On Meet the Press in February 1954, Kennedy was asked if he was suggesting that the United States replace France in Indochina. No, he answered, because without commitments to independence for these French colonies, the United States would be facing a hopeless task. Since he was on record as saying that to lose Indochina was to lose all of Asia, didn't he believe it essential for the United States to fight? No, he said, because he saw no prospect of victory," and therefore it would be a mistake for us to go in." .. ... But U.S. military involvement without this promise would be doomed to failure. "No amount of American military assistance in Indochina," he told the Senate, "can conquer an enemy which is everywhere and at the same time nowhere, 'an enemy of the people' which has the sympathy and covert support of the people." The only path to victory was through the creation of a "native army" that expected sacrifices in blood and treasure to bring self-determination." ... .. Kennedy was now more emphatic than ever that U.S. military involvement would be a mistake.

An Unfinished Life, by Robert Dallek (pgs. 188-189)

If that's not enough for Bring 'em Joe, there's plenty more.

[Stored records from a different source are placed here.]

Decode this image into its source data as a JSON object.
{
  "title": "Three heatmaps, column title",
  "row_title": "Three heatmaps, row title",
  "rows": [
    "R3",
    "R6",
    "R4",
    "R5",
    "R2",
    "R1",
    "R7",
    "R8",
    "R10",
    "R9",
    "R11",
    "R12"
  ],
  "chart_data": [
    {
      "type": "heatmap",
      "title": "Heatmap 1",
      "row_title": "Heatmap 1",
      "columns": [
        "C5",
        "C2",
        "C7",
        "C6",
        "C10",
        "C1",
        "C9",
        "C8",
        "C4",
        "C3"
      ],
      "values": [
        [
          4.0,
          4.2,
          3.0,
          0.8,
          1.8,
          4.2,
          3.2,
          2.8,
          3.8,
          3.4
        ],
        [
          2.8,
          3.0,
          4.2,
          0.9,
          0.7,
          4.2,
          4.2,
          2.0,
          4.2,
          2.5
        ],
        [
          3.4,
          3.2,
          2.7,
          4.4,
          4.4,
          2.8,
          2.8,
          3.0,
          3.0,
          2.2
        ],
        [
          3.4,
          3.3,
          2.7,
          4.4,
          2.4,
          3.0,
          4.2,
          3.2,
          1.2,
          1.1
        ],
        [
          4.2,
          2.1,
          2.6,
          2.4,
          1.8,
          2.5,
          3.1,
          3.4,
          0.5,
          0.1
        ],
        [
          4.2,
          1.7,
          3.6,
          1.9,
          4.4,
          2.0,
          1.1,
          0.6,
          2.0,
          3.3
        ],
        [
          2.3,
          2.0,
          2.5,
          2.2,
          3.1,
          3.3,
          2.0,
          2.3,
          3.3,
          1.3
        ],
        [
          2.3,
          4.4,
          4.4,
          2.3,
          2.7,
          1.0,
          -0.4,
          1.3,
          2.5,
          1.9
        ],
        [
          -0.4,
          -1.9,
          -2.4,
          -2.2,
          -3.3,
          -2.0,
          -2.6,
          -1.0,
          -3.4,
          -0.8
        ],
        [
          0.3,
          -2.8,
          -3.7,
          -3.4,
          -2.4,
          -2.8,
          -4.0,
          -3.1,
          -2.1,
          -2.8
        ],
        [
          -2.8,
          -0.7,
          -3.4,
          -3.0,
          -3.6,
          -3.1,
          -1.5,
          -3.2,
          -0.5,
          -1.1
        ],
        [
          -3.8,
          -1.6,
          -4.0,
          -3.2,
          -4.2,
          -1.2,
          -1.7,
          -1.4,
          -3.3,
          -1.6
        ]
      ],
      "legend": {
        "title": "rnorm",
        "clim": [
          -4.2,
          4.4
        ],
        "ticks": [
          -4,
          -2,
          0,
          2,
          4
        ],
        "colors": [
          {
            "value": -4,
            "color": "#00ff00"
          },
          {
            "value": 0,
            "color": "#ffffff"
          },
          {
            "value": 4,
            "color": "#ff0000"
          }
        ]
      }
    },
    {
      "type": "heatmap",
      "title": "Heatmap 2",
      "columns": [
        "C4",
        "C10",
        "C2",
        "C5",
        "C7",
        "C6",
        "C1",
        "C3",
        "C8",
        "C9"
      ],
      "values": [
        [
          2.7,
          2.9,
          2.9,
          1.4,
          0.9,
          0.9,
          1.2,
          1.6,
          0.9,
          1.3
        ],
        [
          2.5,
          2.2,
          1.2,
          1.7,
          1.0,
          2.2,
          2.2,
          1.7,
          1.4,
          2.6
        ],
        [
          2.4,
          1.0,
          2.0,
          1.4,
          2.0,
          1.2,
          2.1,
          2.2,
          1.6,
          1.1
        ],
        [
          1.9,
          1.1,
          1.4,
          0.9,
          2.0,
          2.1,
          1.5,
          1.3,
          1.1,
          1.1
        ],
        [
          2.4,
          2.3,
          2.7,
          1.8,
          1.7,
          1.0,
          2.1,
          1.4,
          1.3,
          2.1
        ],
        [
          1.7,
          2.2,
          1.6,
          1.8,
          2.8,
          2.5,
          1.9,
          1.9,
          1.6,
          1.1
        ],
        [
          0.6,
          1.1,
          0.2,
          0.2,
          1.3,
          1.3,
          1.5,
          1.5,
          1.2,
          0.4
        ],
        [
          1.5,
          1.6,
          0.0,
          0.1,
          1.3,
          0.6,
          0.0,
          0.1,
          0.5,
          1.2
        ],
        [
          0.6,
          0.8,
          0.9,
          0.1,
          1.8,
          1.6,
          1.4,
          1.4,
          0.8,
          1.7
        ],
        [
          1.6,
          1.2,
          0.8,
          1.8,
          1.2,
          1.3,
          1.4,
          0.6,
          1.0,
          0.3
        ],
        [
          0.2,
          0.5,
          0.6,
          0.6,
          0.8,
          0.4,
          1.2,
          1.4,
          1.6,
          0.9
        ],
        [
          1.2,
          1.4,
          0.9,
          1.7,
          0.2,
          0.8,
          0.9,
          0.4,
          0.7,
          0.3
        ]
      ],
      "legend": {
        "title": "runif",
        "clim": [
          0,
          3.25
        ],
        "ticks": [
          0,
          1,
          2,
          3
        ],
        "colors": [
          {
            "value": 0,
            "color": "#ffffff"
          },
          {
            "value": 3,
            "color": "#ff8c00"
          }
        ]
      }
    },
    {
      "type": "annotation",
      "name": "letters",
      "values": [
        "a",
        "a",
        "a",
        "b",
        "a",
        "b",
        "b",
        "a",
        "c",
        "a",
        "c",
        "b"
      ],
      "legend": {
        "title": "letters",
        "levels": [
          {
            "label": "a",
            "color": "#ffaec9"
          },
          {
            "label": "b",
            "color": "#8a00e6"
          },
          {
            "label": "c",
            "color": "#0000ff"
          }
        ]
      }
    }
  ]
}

Neither foreign aid nor a greater military arsenal not "new pacts or doctrines or high-level conferences" could substitute for an effective response to anticolonialism. ... .. Kennedy described "two central weaknesses in our current foreign policy: first, a failure to appreciate how the forces of nationalism are rewriting the geopolitical map of the world ... and second, a lack of decision and conviction in our leadership ... which seeks too often to substitute slogans for solutions. ... .. He urged policy makers to replace "apocalyptic solutions" with something he called "a new realism," which was to substitute economic aid for military exports and to work against "the prolongation of Western colonialism. ... .. Early in 1958, he told economist John Kenneth Galbraith that "the Democratic party has tended to magnify the military challenge to the point where equally legitimate economic and political programs have been obscured. ... "

An Unfinished Life, by Robert Dallek (pg. 222-223)

Today is the fourth commemoration of "bring 'em on." It's fitting that just yesterday Mr. Lieberman used the opportunity to cement his alignment with a president that John F. Kennedy would have deplored. There was nothing "bring 'em on" about J.F.K.

So while Mr. Lieberman continues to use John F. Kennedy, proclaiming he's Jack's kind of Democrat, it's good to visit actual reality. Something from which Bring 'em on Joe has clearly disassociated himself.